Small service businesses can use `HowTo` markup effectively on content like:
- How to prepare your home for a furnace inspection
- How to file a warranty claim for a replaced roof
- How to choose the right commercial cleaning schedule for your office
- How to set up a business account with a local accounting firm
This type of content sits at the top of the consideration funnel and is exactly what AI search engines surface when users are in research mode.
Product and Service Schema: Closing the Gap Between Discovery and Intent
`Product` schema — and its close cousin, `Service` schema — helps AI search engines match your offerings to high-intent queries. The `Service` type, specifically, allows you to define what you offer, the geographic area you serve, the provider (linked back to your `LocalBusiness` entity), and even aggregate ratings via `AggregateRating`.
That last property matters enormously. Research by BrightLocal's 2024 Local Consumer Review Survey found that 75% of consumers trust online reviews as much as personal recommendations. AI models trained on human text have absorbed that bias — they weight sources with verifiable social proof more heavily when compiling authoritative answers.
Properties That Increase AI Interpretability for Service Businesses
- `serviceType` — be specific ("residential roof replacement" beats "roofing")
- `provider` — linked to your `LocalBusiness` entity
- `areaServed` — list the cities and ZIP codes you actually serve
- `aggregateRating` with `ratingValue` and `reviewCount`
- `offers` with `priceRange` or specific pricing where possible
Article and Breadcrumb Schema: Supporting Context, Not Star Players
`Article` schema and `BreadcrumbList` schema won't independently drive AI citations, but they support the overall interpretive context of a page. `Article` markup — specifically `NewsArticle` or `BlogPosting` subtypes — signals that content is editorial and time-stamped, which helps models assess freshness. `BreadcrumbList` communicates site architecture, which helps confirm topical authority by showing that a piece of content belongs to a coherent, structured body of knowledge on a subject.
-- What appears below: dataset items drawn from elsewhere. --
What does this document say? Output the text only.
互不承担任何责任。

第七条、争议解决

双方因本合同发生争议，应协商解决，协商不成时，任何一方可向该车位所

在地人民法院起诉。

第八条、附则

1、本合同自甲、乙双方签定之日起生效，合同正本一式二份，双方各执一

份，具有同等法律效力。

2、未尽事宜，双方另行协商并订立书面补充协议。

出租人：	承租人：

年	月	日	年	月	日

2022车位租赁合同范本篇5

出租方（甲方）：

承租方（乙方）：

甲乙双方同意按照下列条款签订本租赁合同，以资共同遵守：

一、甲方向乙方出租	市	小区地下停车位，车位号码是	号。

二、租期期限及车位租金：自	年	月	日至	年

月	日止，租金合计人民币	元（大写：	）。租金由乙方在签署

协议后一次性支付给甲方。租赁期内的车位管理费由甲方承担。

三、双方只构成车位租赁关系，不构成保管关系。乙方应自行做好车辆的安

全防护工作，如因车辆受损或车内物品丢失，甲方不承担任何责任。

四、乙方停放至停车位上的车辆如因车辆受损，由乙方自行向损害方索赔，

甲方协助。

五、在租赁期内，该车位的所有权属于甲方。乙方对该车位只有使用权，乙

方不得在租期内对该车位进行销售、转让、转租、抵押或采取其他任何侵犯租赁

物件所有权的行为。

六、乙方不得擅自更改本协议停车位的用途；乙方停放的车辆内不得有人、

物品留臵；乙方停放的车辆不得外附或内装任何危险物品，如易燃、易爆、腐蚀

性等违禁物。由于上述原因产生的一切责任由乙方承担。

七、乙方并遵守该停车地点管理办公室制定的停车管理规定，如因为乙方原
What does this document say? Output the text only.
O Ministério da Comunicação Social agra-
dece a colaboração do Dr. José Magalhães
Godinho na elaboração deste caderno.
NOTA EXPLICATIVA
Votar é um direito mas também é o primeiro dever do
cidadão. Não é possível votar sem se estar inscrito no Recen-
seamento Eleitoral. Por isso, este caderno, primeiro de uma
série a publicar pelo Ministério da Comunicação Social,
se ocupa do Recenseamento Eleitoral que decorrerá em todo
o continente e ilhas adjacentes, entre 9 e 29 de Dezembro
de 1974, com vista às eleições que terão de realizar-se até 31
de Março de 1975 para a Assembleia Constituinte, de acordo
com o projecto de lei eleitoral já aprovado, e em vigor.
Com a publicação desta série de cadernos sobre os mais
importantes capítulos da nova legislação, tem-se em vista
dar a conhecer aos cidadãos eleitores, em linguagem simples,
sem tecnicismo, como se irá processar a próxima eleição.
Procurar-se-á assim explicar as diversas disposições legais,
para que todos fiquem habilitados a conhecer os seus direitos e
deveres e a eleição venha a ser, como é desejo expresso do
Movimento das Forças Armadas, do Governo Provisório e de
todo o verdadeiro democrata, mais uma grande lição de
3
Think of these as supporting cast. Necessary, but not sufficient on their own.
The Schema Types AI Search Engines Consistently Deprioritize
Not every schema type earns its implementation time. Based on current evidence, `ImageObject`, `VideoObject` (except on YouTube-hosted content), and legacy `Event` schema with poor date hygiene tend to return limited GEO value for small service businesses. That doesn't mean skipping them entirely — `ImageObject` with accurate `alt` and `caption` data supports accessibility and image search. But they shouldn't consume your structured data implementation budget ahead of the five types covered above.
The practical priority order for most small businesses is: `LocalBusiness` first, `FAQPage` second, `Service` or `Product` third, `HowTo` for instructional content, and supporting types as resources allow.
Getting this right isn't about gaming a system. It's about communicating clearly to machines that are increasingly the first point of contact between your business and your next customer.